Harry Tarkinton and Max Isaacs were Baptists, as were most of the people, the Scotch excepted, in Gant’s neighborhood. In the social scale the Baptists were the most populous and were considered the most common: their minister was a large plump man with a red face and a white vest, who reached great oratorical effects, roaring at them like a lion, cooing at them like a dove, introducing his wife into the sermon frequently for purposes of intimacy and laughing, in a programme which the Episcopalians, who held the highest social eminence, and the Presbyterians, less fashionable, but solidly decent, felt was hardly chaste. The Methodists occupied the middle ground between vulgarity and decorum.
This starched and well brushed world of Sunday morning Presbyterianism, with its sober decency, its sense of restraint, its suggestion of quiet wealth, solid position, ordered ritual, seclusive establishment, moved him deeply with its tranquillity. He felt concretely his isolation from it, he entered it from the jangled disorder of his own life once a week, looking at it, and departing from it, for years, with the sad heart of a stranger.
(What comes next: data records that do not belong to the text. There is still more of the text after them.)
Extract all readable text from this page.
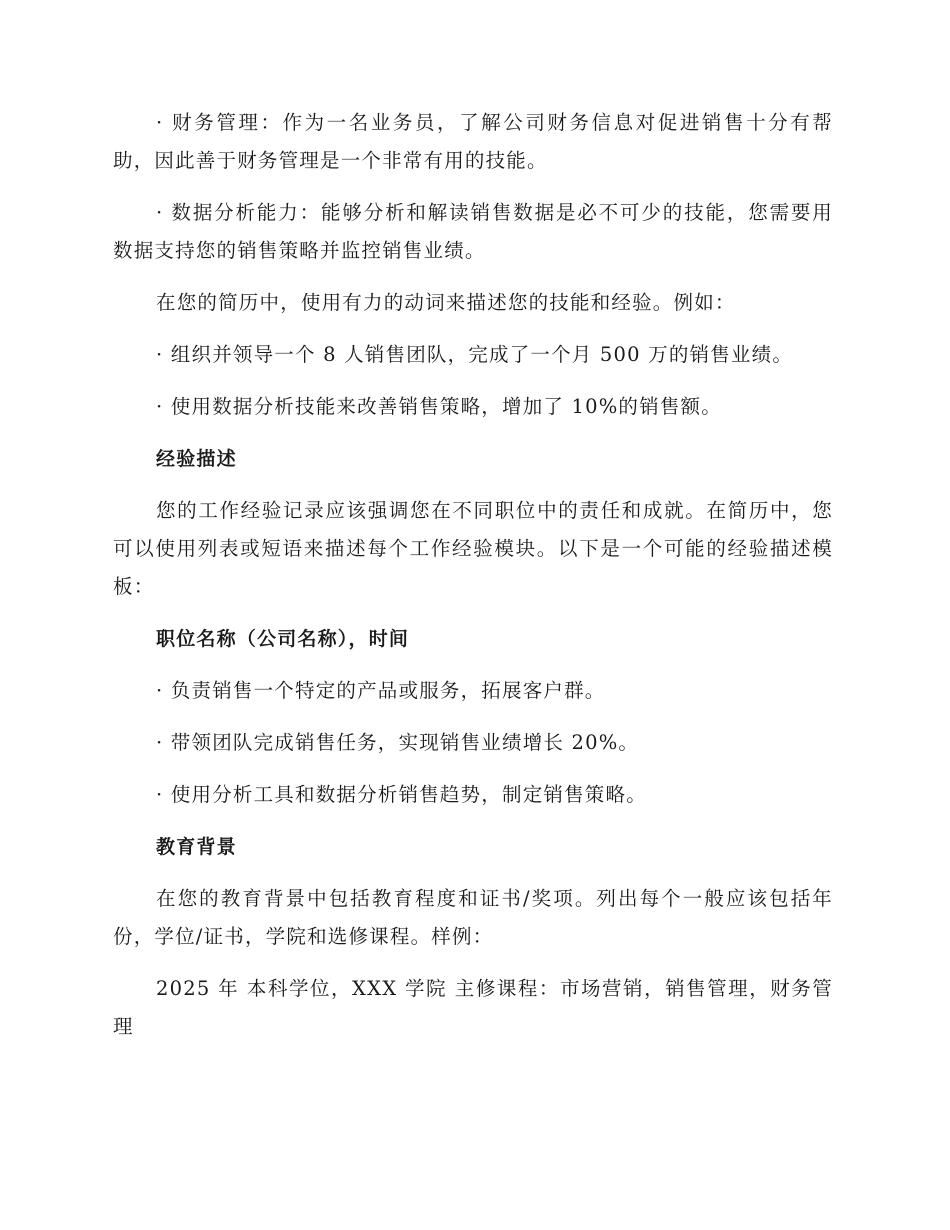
· 财务管理：作为一名业务员，了解公司财务信息对促进销售十分有帮助，因此善于财务管理是一个非常有用的技能。

· 数据分析能力：能够分析和解读销售数据是必不可少的技能，您需要用数据支持您的销售策略并监控销售业绩。

在您的简历中，使用有力的动词来描述您的技能和经验。例如：

· 组织并领导一个 8 人销售团队，完成了一个月 500 万的销售业绩。

· 使用数据分析技能来改善销售策略，增加了 10%的销售额。

经验描述

您的工作经验记录应该强调您在不同职位中的责任和成就。在简历中，您可以使用列表或短语来描述每个工作经验模块。以下是一个可能的经验描述模板：

职位名称（公司名称），时间

· 负责销售一个特定的产品或服务，拓展客户群。

· 带领团队完成销售任务，实现销售业绩增长 20%。

· 使用分析工具和数据分析销售趋势，制定销售策略。

教育背景

在您的教育背景中包括教育程度和证书/奖项。列出每个一般应该包括年份，学位/证书，学院和选修课程。样例：

2025 年 本科学位，XXX 学院 主修课程：市场营销，销售管理，财务管理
And from the mellow gloom of the church, the rich distant organ, the quiet nasal voice of the Scotch minister, the interminable prayers, and the rich little pictures of Christian mythology which he had collected as a child under the instruction of the spinsters, he gathered something of the pain, the mystery, the sensuous beauty of religion, something deeper and greater than this austere decency.